American Alpine Jounrna and Accidents in North American Climbing

North America, Canada, Yukon Territory, Mounts Hubbard and Kennedy and Tragedy on the Weisshorn

  • Climbs And Expeditions
  • Climb Year:
  • Publication Year: 1975

Mounts Hubbard and Kennedy and Tragedy on the Weisshorn. After the ascent of Mount McKinley, our Polish expedition changed its activities to the St. Elias Mountains. With the help of a helicopter, we established a new base camp on the Cathedral Glacier at 7500 feet and a high camp at 11,500 feet. From there Henryk Furmanik, Adam Bilczewski, Janusz Baranek and I on August 13 climbed Hubbard (15,015 feet), the last part being on the north ridge, and on August 15 ascended Kennedy (13,905 feet), the last part being on the west ridge. Just after the descent we were tied down by an uninterrupted ten-day storm at our Cathedral Glacier Base Camp. Then in beautiful weather on August 28, joined by Krzysztof Tomaszewski, we started to cross the 1700- foot-high icefall separating the Cathedral Glacier from the basin below the west slopes of the still unclimbed Weisshorn (11,620 feet). Jerzy Kalla remained in Base Camp to keep radio contact. We reached the basin that afternoon after a difficult and complicated climb. We immediately set out to attempt the unnamed peak (c. 11,500 feet) southwest of the Weisshorn but were forced by difficulties and the dark to put off the ascent. We bivouacked without tents near a lone ice block on the bottom of the basin. At 7:30 the next morning a great part of the snowfield above broke loose and a huge avalanche of snow blocks and loose snow flowed down.

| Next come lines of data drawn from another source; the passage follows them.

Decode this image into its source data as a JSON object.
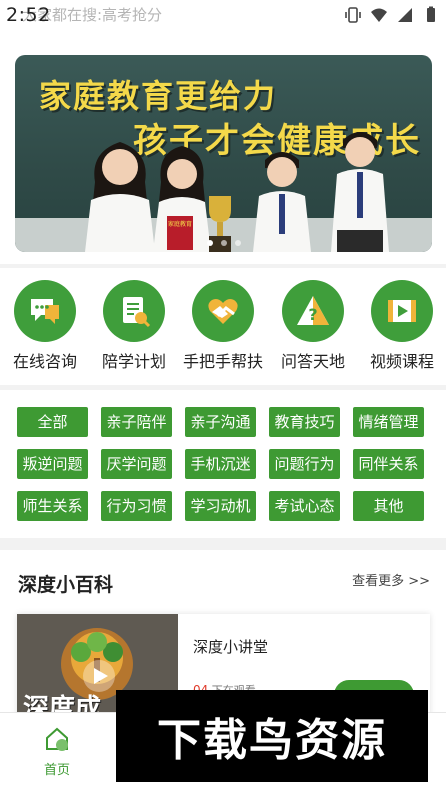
{
  "status_bar": {
    "time": "2:52"
  },
  "search": {
    "placeholder": "大家都在搜:高考抢分"
  },
  "banner": {
    "headline1": "家庭教育更给力",
    "headline2": "孩子才会健康成长",
    "book_text": "家庭教育",
    "dots": 3,
    "active_dot": 0
  },
  "menu": {
    "items": [
      {
        "label": "在线咨询",
        "icon": "chat-bubbles-icon"
      },
      {
        "label": "陪学计划",
        "icon": "plan-document-icon"
      },
      {
        "label": "手把手帮扶",
        "icon": "handshake-heart-icon"
      },
      {
        "label": "问答天地",
        "icon": "question-triangle-icon"
      },
      {
        "label": "视频课程",
        "icon": "video-film-icon"
      }
    ]
  },
  "tags": {
    "rows": [
      [
        "全部",
        "亲子陪伴",
        "亲子沟通",
        "教育技巧",
        "情绪管理"
      ],
      [
        "叛逆问题",
        "厌学问题",
        "手机沉迷",
        "问题行为",
        "同伴关系"
      ],
      [
        "师生关系",
        "行为习惯",
        "学习动机",
        "考试心态",
        "其他"
      ]
    ]
  },
  "section": {
    "title": "深度小百科",
    "more": "查看更多 >>",
    "card": {
      "title": "深度小讲堂",
      "views_count": "04",
      "views_suffix": "下在观看",
      "thumb_logo_text": "深度成"
    }
  },
  "tabbar": {
    "home_label": "首页",
    "home_icon": "home-icon"
  },
  "watermark": {
    "text": "下载鸟资源"
  },
  "colors": {
    "accent_green": "#3e9a33",
    "banner_text": "#f4d94a",
    "hot_red": "#e03a2a"
  }
}
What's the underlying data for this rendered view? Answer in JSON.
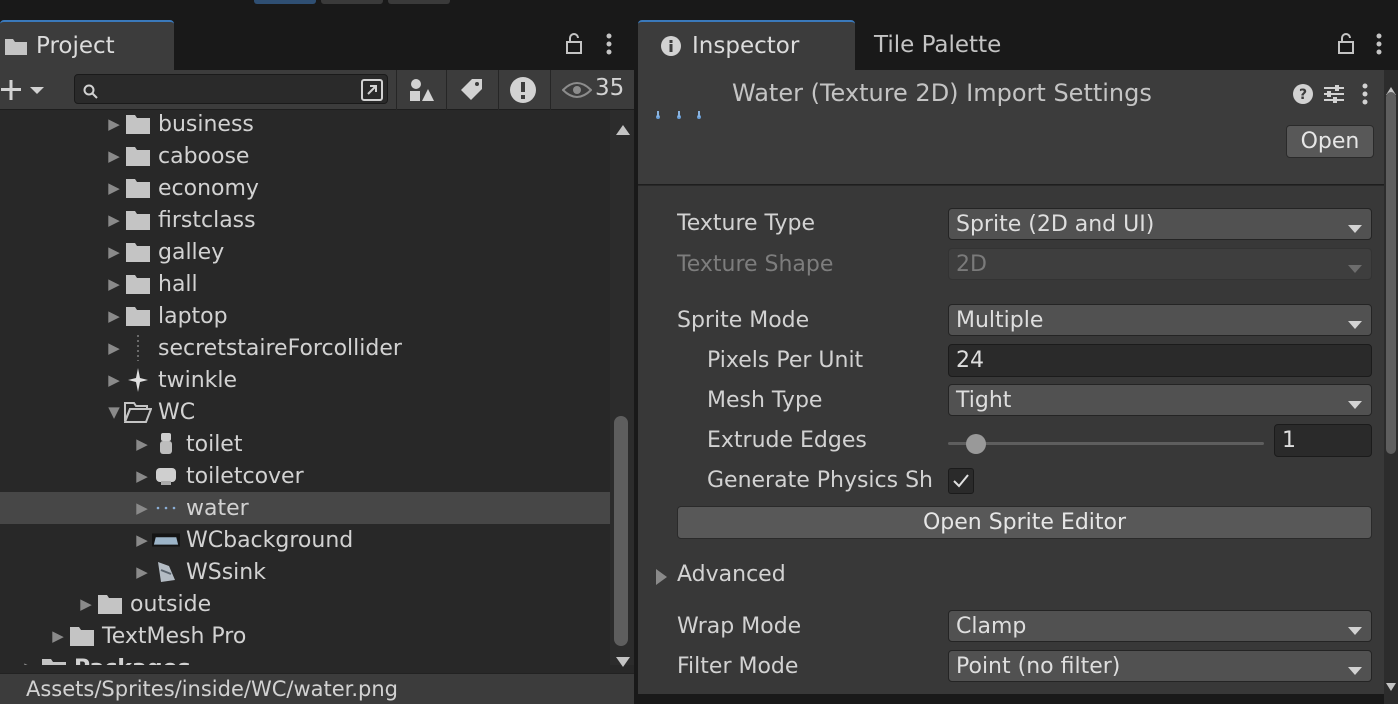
{
  "project_panel": {
    "tab_label": "Project",
    "visible_count": "35",
    "search": {
      "value": "",
      "placeholder": ""
    },
    "tree": [
      {
        "label": "business",
        "icon": "folder-icon",
        "depth": 2,
        "expanded": false,
        "bold": false
      },
      {
        "label": "caboose",
        "icon": "folder-icon",
        "depth": 2,
        "expanded": false,
        "bold": false
      },
      {
        "label": "economy",
        "icon": "folder-icon",
        "depth": 2,
        "expanded": false,
        "bold": false
      },
      {
        "label": "firstclass",
        "icon": "folder-icon",
        "depth": 2,
        "expanded": false,
        "bold": false
      },
      {
        "label": "galley",
        "icon": "folder-icon",
        "depth": 2,
        "expanded": false,
        "bold": false
      },
      {
        "label": "hall",
        "icon": "folder-icon",
        "depth": 2,
        "expanded": false,
        "bold": false
      },
      {
        "label": "laptop",
        "icon": "folder-icon",
        "depth": 2,
        "expanded": false,
        "bold": false
      },
      {
        "label": "secretstaireForcollider",
        "icon": "sprite-dotted-icon",
        "depth": 2,
        "expanded": false,
        "bold": false
      },
      {
        "label": "twinkle",
        "icon": "sprite-twinkle-icon",
        "depth": 2,
        "expanded": false,
        "bold": false
      },
      {
        "label": "WC",
        "icon": "folder-open-icon",
        "depth": 2,
        "expanded": true,
        "bold": false
      },
      {
        "label": "toilet",
        "icon": "sprite-toilet-icon",
        "depth": 3,
        "expanded": false,
        "bold": false
      },
      {
        "label": "toiletcover",
        "icon": "sprite-toiletcover-icon",
        "depth": 3,
        "expanded": false,
        "bold": false
      },
      {
        "label": "water",
        "icon": "sprite-water-icon",
        "depth": 3,
        "expanded": false,
        "bold": false,
        "selected": true
      },
      {
        "label": "WCbackground",
        "icon": "sprite-background-icon",
        "depth": 3,
        "expanded": false,
        "bold": false
      },
      {
        "label": "WSsink",
        "icon": "sprite-sink-icon",
        "depth": 3,
        "expanded": false,
        "bold": false
      },
      {
        "label": "outside",
        "icon": "folder-icon",
        "depth": 1,
        "expanded": false,
        "bold": false
      },
      {
        "label": "TextMesh Pro",
        "icon": "folder-icon",
        "depth": 0,
        "expanded": false,
        "bold": false
      },
      {
        "label": "Packages",
        "icon": "folder-icon",
        "depth": -1,
        "expanded": false,
        "bold": true
      }
    ],
    "status_path": "Assets/Sprites/inside/WC/water.png"
  },
  "inspector": {
    "tabs": [
      "Inspector",
      "Tile Palette"
    ],
    "header_title": "Water (Texture 2D) Import Settings",
    "open_button": "Open",
    "fields": {
      "texture_type": {
        "label": "Texture Type",
        "value": "Sprite (2D and UI)"
      },
      "texture_shape": {
        "label": "Texture Shape",
        "value": "2D"
      },
      "sprite_mode": {
        "label": "Sprite Mode",
        "value": "Multiple"
      },
      "pixels_per_unit": {
        "label": "Pixels Per Unit",
        "value": "24"
      },
      "mesh_type": {
        "label": "Mesh Type",
        "value": "Tight"
      },
      "extrude_edges": {
        "label": "Extrude Edges",
        "value": "1",
        "slider_fraction": 0.06
      },
      "generate_physics": {
        "label": "Generate Physics Sh",
        "checked": true
      },
      "wrap_mode": {
        "label": "Wrap Mode",
        "value": "Clamp"
      },
      "filter_mode": {
        "label": "Filter Mode",
        "value": "Point (no filter)"
      }
    },
    "open_sprite_editor": "Open Sprite Editor",
    "advanced_label": "Advanced"
  },
  "colors": {
    "accent": "#3a79bb",
    "panel_bg": "#282828",
    "inspector_bg": "#383838",
    "selection": "#474747"
  }
}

Bilszewski, Baranek and I retreated to the north side of the block. The avalanche front was some 30 feet high. It seemed to stop but the tongues of the avalanche flowed around the block, leaving only six feet of free space in the shadow of the block. We three found ourselves in that space. My foot was covered with compressed snow. Furmanik and Tomaszewski were covered. We immediately tried to excavate them, but it was impossible. All equipment was buried: ice axes, ropes, radio, even Bilczewski’s boots. The dangerous descent across icefield walls and crevasses was done without rope, Bilczewski in stocking feet. In the next days there were helicopter trips to the place of tragedy, but the unsuccessful action was finished on September 6.